Avec ses années fructueuses passées à la tête du cabinet de consultance Deloitte, Vandendriessche avait tout du candidat de rêve pour mener les grands travaux (essentiellement financiers) nécessaires à l’avenir du football belge. En mars, c’est encore avec un sourire radieux qu’il faisait son entrée sur la scène du musée Hergé, à Louvain-la-Neuve. Là, le CEO de la Fédé annonçait la prolongation du contrat de Domenico Tedesco jusqu’en 2026. Le décevant Euro allemand est passé par là, fragilisant la position du sélectionneur et ouvrant la porte aux critiques sur son patron. Dans la presse, on lit alors de plus en plus que ce nouveau contrat désormais jugé prématuré était le cheval de bataille de Piet Vandendriessche, auquel on reproche paradoxalement sa lenteur sur tous les autres dossiers tout en soulignant que sur celui-là, il est plutôt allé bien trop vite. Au nord du pays, surtout, on parle négativement du patron exécutif du foot belge, glissant des infos opportunément sorties des coulisses.
C’est ainsi que fonctionne la Fédération, depuis sa refonte sous l’impulsion de Mehdi Bayat, dirigeant de Charleroi élu président fédéral en 2019 dans un curieux mélange des genres. Autrefois essentiellement aux mains du football local par l’intermédiaire de ses dirigeants provinciaux, le pouvoir est désormais mieux réparti entre professionnels et amateurs au sein d’une assemblée à dix têtes: deux dirigeants de l’ACFF (le football francophone), deux de la VV (le football flamand), deux indépendants et quatre représentants du football professionnel. Plus souvent d’accord que les autres, ce sont eux qui ont pris la main. C’est donc la rupture entre les quatre et Piet Vandendriessche qui a fini par coûter son poste à ce dernier, révoqué à l’unanimité.
Vandendriessche, Mannaert et les pros
Si certains dossiers sont sortis à titre d’exemples, de la prolongation de Tedesco à la répartition financière des recettes des Diables rouges, le reproche qui traverse ce dossier en filigrane est le même que reçoivent tous ceux qui viennent de la «société civile» pour s’installer dans le monde du ballon rond: une manque de connaissance du football.
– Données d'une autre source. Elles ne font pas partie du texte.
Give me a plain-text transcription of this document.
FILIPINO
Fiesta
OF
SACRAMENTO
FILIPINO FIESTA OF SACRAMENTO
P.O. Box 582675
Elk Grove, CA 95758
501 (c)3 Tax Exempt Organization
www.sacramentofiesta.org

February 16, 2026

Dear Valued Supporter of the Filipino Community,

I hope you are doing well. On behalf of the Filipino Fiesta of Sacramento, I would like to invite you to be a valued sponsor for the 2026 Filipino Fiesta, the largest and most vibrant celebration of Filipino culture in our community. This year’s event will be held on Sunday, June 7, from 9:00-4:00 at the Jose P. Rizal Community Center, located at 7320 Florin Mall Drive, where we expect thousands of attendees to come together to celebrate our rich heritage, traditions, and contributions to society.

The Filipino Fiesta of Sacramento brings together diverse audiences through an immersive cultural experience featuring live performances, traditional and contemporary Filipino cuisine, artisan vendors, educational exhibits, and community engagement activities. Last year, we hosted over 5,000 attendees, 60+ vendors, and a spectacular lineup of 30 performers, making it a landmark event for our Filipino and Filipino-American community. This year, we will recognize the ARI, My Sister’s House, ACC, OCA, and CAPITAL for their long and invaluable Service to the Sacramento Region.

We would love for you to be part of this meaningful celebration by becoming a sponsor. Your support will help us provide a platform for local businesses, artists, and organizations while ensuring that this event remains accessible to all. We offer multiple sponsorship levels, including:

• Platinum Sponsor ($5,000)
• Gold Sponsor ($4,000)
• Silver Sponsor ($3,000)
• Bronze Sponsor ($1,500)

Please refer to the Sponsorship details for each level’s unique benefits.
Ou plutôt, de ses codes. Précisément, Vandendriessche n’aurait pas compris pourquoi il fallait accorder tant de privilèges à Vincent Mannaert, ancien CEO du Club de Bruges devenu candidat à la tête du département sportif de la Fédération pour épauler Domenico Tedesco en vue du Mondial 2026. Mannaert ne voulait rendre de comptes qu’à lui-même, voire au comité sportif composé de trois dirigeants du monde professionnel (Pierre Locht, Sven Jaecques et Wouter Vandenhaute). Pour le CEO de la Fédé, un tel poste ne pouvait être affranchi de contacts avec la RBFA dans sa globalité, sous peine de voir l’essentiel du pouvoir tomber entre les mains des représentants du football professionnel. Un petit arrangement injustifiable dans le monde de l’entreprise, mais tout à fait traditionnel dans le milieu si particulier du ballon rond. Le retrait de la candidature de Vincent Mannaert, assorti d’un mail qu’on dit incendiaire en coulisses, aura indirectement abouti sur trois jours de réunions extraordinaires, puis la mise à pied de Piet Vandendriessche.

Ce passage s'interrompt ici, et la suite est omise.